AutoAWQ
AutoAWQ copied to clipboard
didn't support ZeRO3?
Hi, I tried to load quantized awq model with deepspeed zero3. I met the following error:
File "/workspace/code/utils.py", line 61, in create_and_prepare_model
model = AutoAWQForCausalLM.from_quantized(
File "/usr/local/lib/python3.10/dist-packages/awq/models/auto.py", line 95, in from_quantized
return AWQ_CAUSAL_LM_MODEL_MAP[model_type].from_quantized(
File "/usr/local/lib/python3.10/dist-packages/awq/models/base.py", line 410, in from_quantized
model = target_cls.from_config(
File "/usr/local/lib/python3.10/dist-packages/transformers/models/auto/auto_factory.py", line 437, in from_config
return model_class._from_config(config, **kwargs)

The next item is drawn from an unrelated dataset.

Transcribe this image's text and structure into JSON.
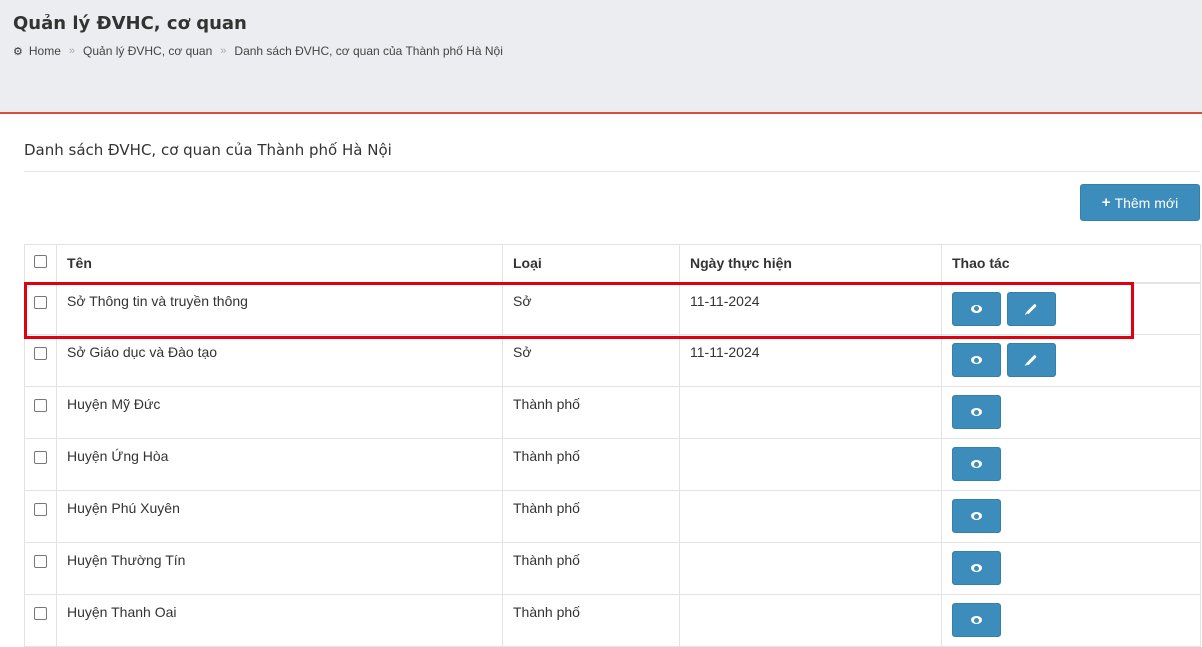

File "/usr/local/lib/python3.10/dist-packages/transformers/modeling_utils.py", line 1318, in _from_config
model = cls(config, **kwargs)
File "/usr/local/lib/python3.10/dist-packages/deepspeed/runtime/zero/partition_parameters.py", line 503, in wrapper
f(module, *args, **kwargs)
File "/usr/local/lib/python3.10/dist-packages/transformers/models/llama/modeling_llama.py", line 1136, in __init__
self.model = LlamaModel(config)
File "/usr/local/lib/python3.10/dist-packages/deepspeed/runtime/zero/partition_parameters.py", line 503, in wrapper
f(module, *args, **kwargs)
File "/usr/local/lib/python3.10/dist-packages/transformers/models/llama/modeling_llama.py", line 940, in __init__
self.embed_tokens = nn.Embedding(config.vocab_size, config.hidden_size, self.padding_idx)
File "/usr/local/lib/python3.10/dist-packages/deepspeed/runtime/zero/partition_parameters.py", line 513, in wrapper
self._post_init_method(module)
File "/usr/local/lib/python3.10/dist-packages/deepspeed/runtime/zero/partition_parameters.py", line 1051, in _post_init_method
param.data = param.data.to(self.local_device)
NotImplementedError: Cannot copy out of meta tensor; no data!
the code is:
model = AutoAWQForCausalLM.from_quantized(
args.model_name_or_path,
max_seq_len=data_args.max_seq_length,
fuse_layers=False,
trust_remote_code=True,
low_cpu_mem_usage=False,
)
and the deepspeed config is:
compute_environment: LOCAL_MACHINE
debug: false
deepspeed_config:
deepspeed_multinode_launcher: standard
offload_optimizer_device: none
offload_param_device: none
zero3_init_flag: true
zero3_save_16bit_model: true
zero_stage: 3
distributed_type: DEEPSPEED
downcast_bf16: 'no'
machine_rank: 0
main_training_function: main
mixed_precision: bf16
num_machines: 1
num_processes: 1
rdzv_backend: static
same_network: true
tpu_env: []
tpu_use_cluster: false
tpu_use_sudo: false
use_cpu: false
If zero3 is supported with autoAWQ?
DeepSpeed is not supported with AutoAWQ. We use accelerate.
could you please share me the accelerate config? What kind of parallelism are you using? only DP?